A government decree Tuesday created the “puente” or bridge programme by which social welfare recipients can continue to receive their handouts for a year after starting a formal, payroll job. The government will also cover all employer contributions during that period. The policy aims to target welfare recipients who opt for informal, all-cash jobs to avoid losing government benefits and persuade them to stay in the system.
The measure comes as Argentina’s labour market diverges from its social outlook, indicating deepening inequality.
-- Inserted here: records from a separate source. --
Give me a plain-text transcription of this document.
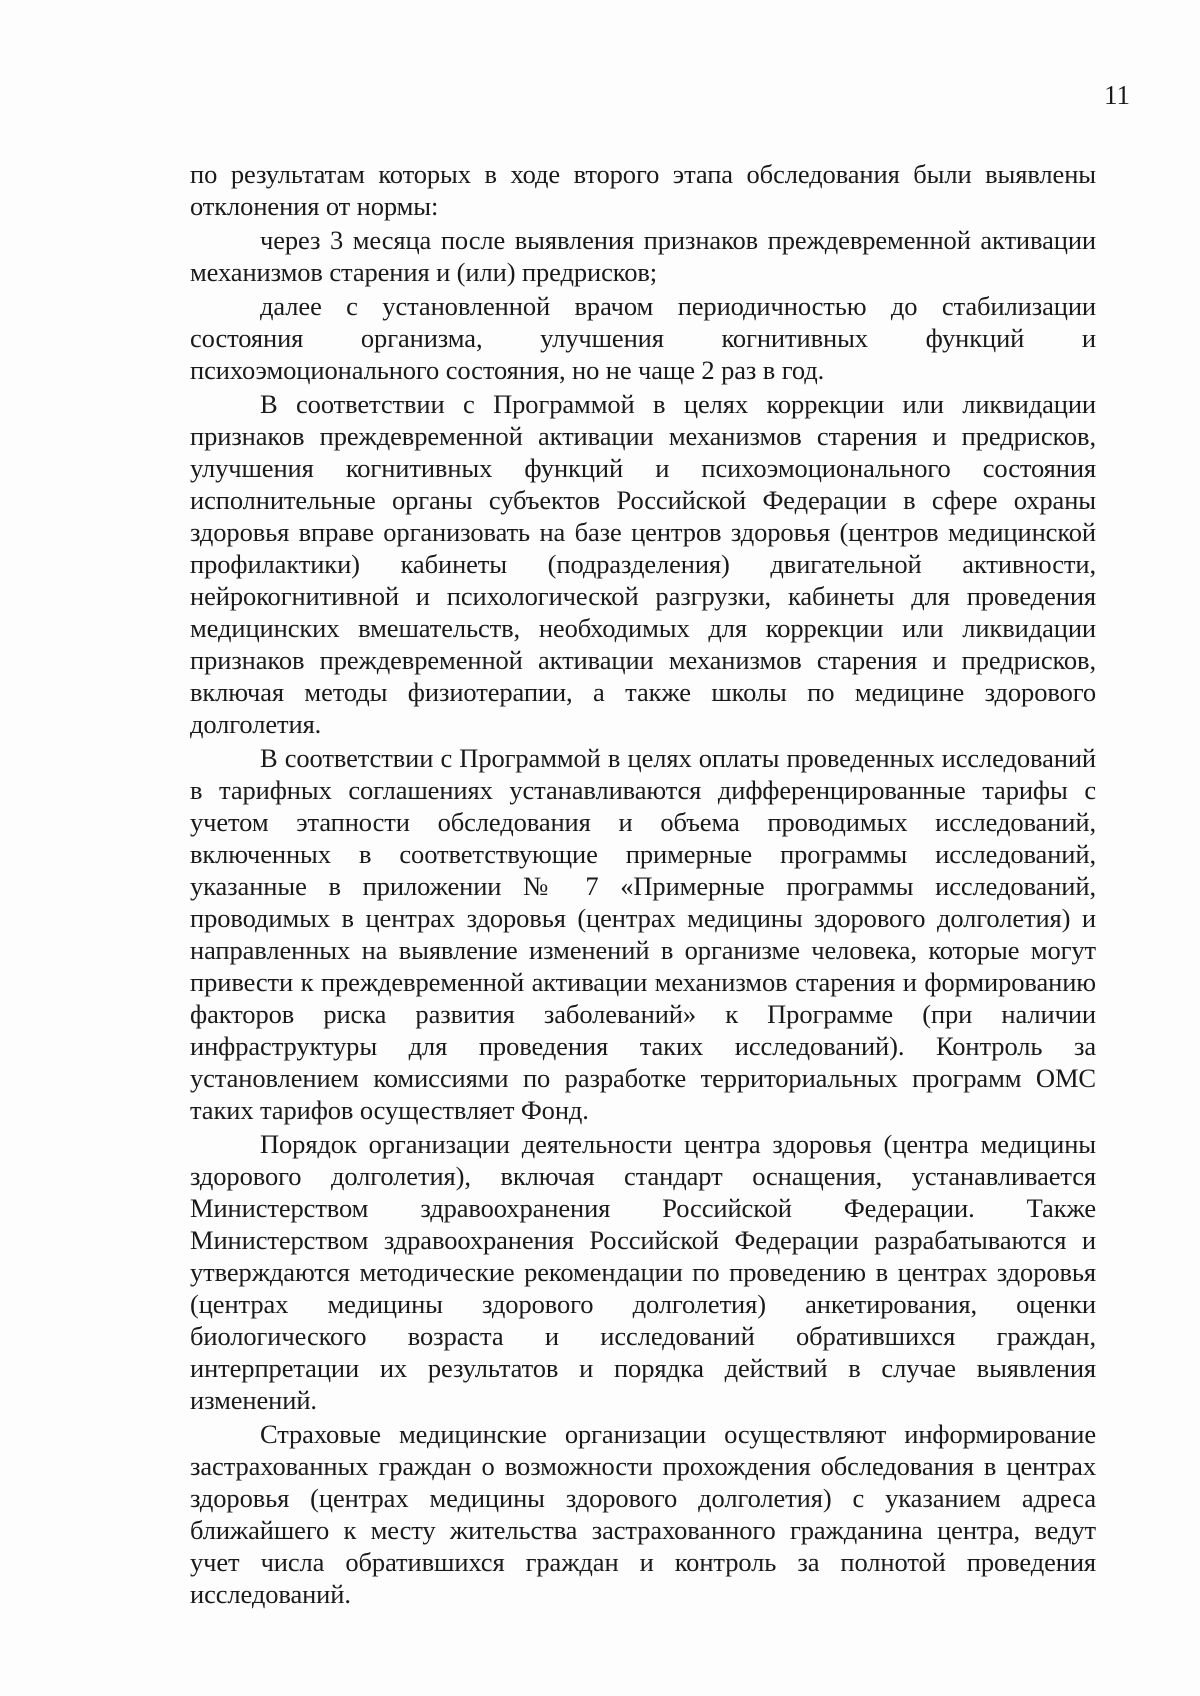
11

по результатам которых в ходе второго этапа обследования были выявлены отклонения от нормы:

через 3 месяца после выявления признаков преждевременной активации механизмов старения и (или) предрисков;

далее с установленной врачом периодичностью до стабилизации состояния организма, улучшения когнитивных функций и психоэмоционального состояния, но не чаще 2 раз в год.

В соответствии с Программой в целях коррекции или ликвидации признаков преждевременной активации механизмов старения и предрисков, улучшения когнитивных функций и психоэмоционального состояния исполнительные органы субъектов Российской Федерации в сфере охраны здоровья вправе организовать на базе центров здоровья (центров медицинской профилактики) кабинеты (подразделения) двигательной активности, нейрокогнитивной и психологической разгрузки, кабинеты для проведения медицинских вмешательств, необходимых для коррекции или ликвидации признаков преждевременной активации механизмов старения и предрисков, включая методы физиотерапии, а также школы по медицине здорового долголетия.

В соответствии с Программой в целях оплаты проведенных исследований в тарифных соглашениях устанавливаются дифференцированные тарифы с учетом этапности обследования и объема проводимых исследований, включенных в соответствующие примерные программы исследований, указанные в приложении № 7 «Примерные программы исследований, проводимых в центрах здоровья (центрах медицины здорового долголетия) и направленных на выявление изменений в организме человека, которые могут привести к преждевременной активации механизмов старения и формированию факторов риска развития заболеваний» к Программе (при наличии инфраструктуры для проведения таких исследований). Контроль за установлением комиссиями по разработке территориальных программ ОМС таких тарифов осуществляет Фонд.

Порядок организации деятельности центра здоровья (центра медицины здорового долголетия), включая стандарт оснащения, устанавливается Министерством здравоохранения Российской Федерации. Также Министерством здравоохранения Российской Федерации разрабатываются и утверждаются методические рекомендации по проведению в центрах здоровья (центрах медицины здорового долголетия) анкетирования, оценки биологического возраста и исследований обратившихся граждан, интерпретации их результатов и порядка действий в случае выявления изменений.

Страховые медицинские организации осуществляют информирование застрахованных граждан о возможности прохождения обследования в центрах здоровья (центрах медицины здорового долголетия) с указанием адреса ближайшего к месту жительства застрахованного гражданина центра, ведут учет числа обратившихся граждан и контроль за полнотой проведения исследований.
While the unemployment rate in the formal job market is down to its lowest level since 2015, poverty is expected to rise this year as low-wage, informal workers outside the traditional labour market have their incomes wiped out by inflation galloping above 70 percent.
It also comes at a time in which the country is looking to cut overall government spending to comply with a US$44-billion programme with the International Monetary Fund that calls for a primary fiscal deficit of 2.5 percent. Social assistance programmes are expected to top 2.6 trillion pesos (US$18.8 billion) this year, according to Argentina’s most recent IMF review.
Over 80 percent of the new jobs created post-pandemic in Argentina have been informal, according to the most recent report on the subject from the UN-backed International Labor Organization.
Countries like Argentina across Latin America have dealt for decades with high levels of all-cash jobs where workers don’t pay income taxes, don’t have healthcare and are more likely to receive social welfare payments. The pandemic exacerbated that trend as companies closed and others opted for freelancers amid high volatility.
Argentina banned companies from firing workers for about two years, a measure that shielded some jobs but also helped lead to a surge of informal work. The country now has roughly the same amount of salaried payroll jobs – between the private and public sectors combined – as informal, all-cash gigs.